Diagnosing Slow Response Issues in Production Systems

A real-world incident analysis of slow responses in a WeChat platform, covering concurrency spikes, Tomcat limits, and database bottlenecks.

Diagnosing Slow Response Issues in Production Systems

A real-world incident analysis of slow responses in a WeChat platform, covering concurrency spikes, Tomcat limits, and database bottlenecks.

Victory

Problem Description

The system is a WeChat third-party platform that hosts Official Accounts and Mini Programs.

One evening around 7:00 PM, multiple account administrators reported that their official accounts kept showing:

“The service provided by this account is temporarily unavailable.”
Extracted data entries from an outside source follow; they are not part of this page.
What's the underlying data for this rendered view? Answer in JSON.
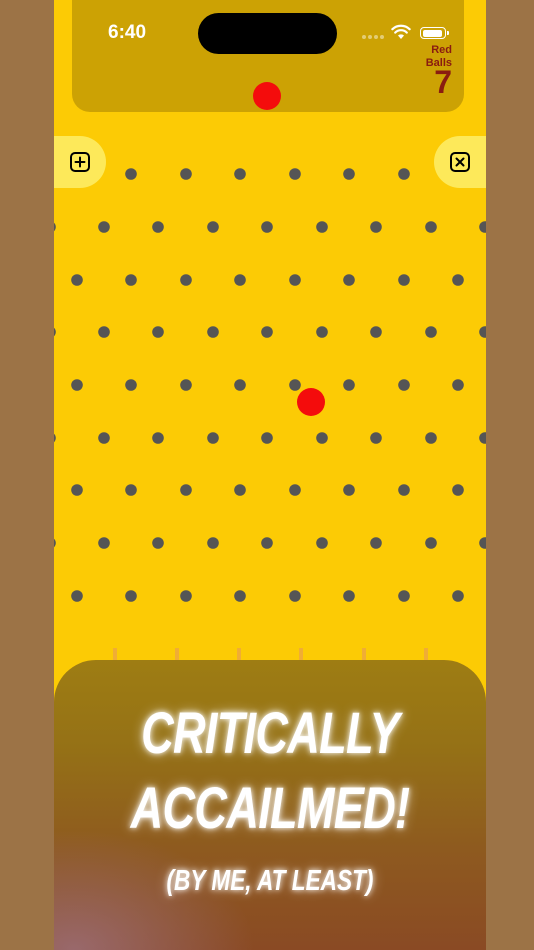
{
  "status_bar": {
    "time": "6:40"
  },
  "counter": {
    "label_line1": "Red",
    "label_line2": "Balls",
    "value": "7"
  },
  "buttons": {
    "add_icon": "plus-square-icon",
    "close_icon": "x-square-icon"
  },
  "colors": {
    "board": "#fccb05",
    "top_panel": "#cca204",
    "peg": "#555555",
    "ball": "#f40c0c",
    "button_bg": "#fde95a",
    "outer": "#9c7346"
  },
  "promo": {
    "line1": "Critically",
    "line2": "Accailmed!",
    "line3": "(By me, at least)"
  }
}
Manual verification confirmed the issue, and the problem was system-wide, not isolated.

Problem Investigation

Verify the Issue

Repeated requests all returned the same error message, indicating a global service failure.

Check Web Service Logs

Error Logs

Several exceptions were found in the backend logs:

Error 1:

java.io.IOException: APR error: -32
...

Error 2:

java.lang.IllegalStateException: getOutputStream() has already been called for this response
...

Initially, it was suspected that WeChat terminated requests after a 5-second timeout.

Analyze Access Logs

Response Time Analysis

Access logs showed that request durations were not exceeding 5 seconds.

QPS Analysis

Real-time log inspection revealed:

  • Incoming requests were returning 404
  • Requests were being rejected by Tomcat

Tomcat configuration:

<Connector
    port="31542"
    maxThreads="150"
    acceptCount="200"
    connectionTimeout="40000" />

Key limits:

  • maxThreads: 150
  • acceptCount: 200

When concurrency exceeded these limits, requests were rejected.

Concurrency Analysis

Peak concurrency reached 400+ requests per second, exceeding server capacity.

Although concurrency later dropped, the service did not recover, suggesting a deeper bottleneck.

System Resource Check

CPU and memory usage were inspected:

CPU Status Memory Status

Memory was normal. CPU showed abnormal fluctuations but was not the primary cause.

Database Investigation

DBA analysis revealed:

  • MySQL CPU usage jumped from 5% to 100%
  • Query latency increased dramatically
  • Write pressure spiked during traffic surge

Historical metrics showed:

  • Long-running queries
  • High row scans
  • CPU saturation under load

Root Cause

Two key issues were identified:

  1. Sudden concurrency spike caused excessive database writes
  2. Slow SQL queries became significantly worse under CPU constraints

This led to a feedback loop: high concurrency → DB slowdown → request backlog → service failure.

Resolution

Actions taken:

  • Optimized slow SQL queries (added indexes)
  • Reduced database CPU pressure
  • Cleared request backlog

Service recovered after database optimization.

Lessons Learned

  1. No traffic estimation for newly integrated large accounts
  2. Lack of database slow-query alerts
  3. Insufficiently structured troubleshooting approach

Recommended troubleshooting order:

Logs → System resources → Database

Summary

The incident was triggered by a high-traffic official account pushing a popular article, causing traffic far beyond expected capacity.

Performance issues are rarely caused by a single factor— they emerge from system-wide interactions under load.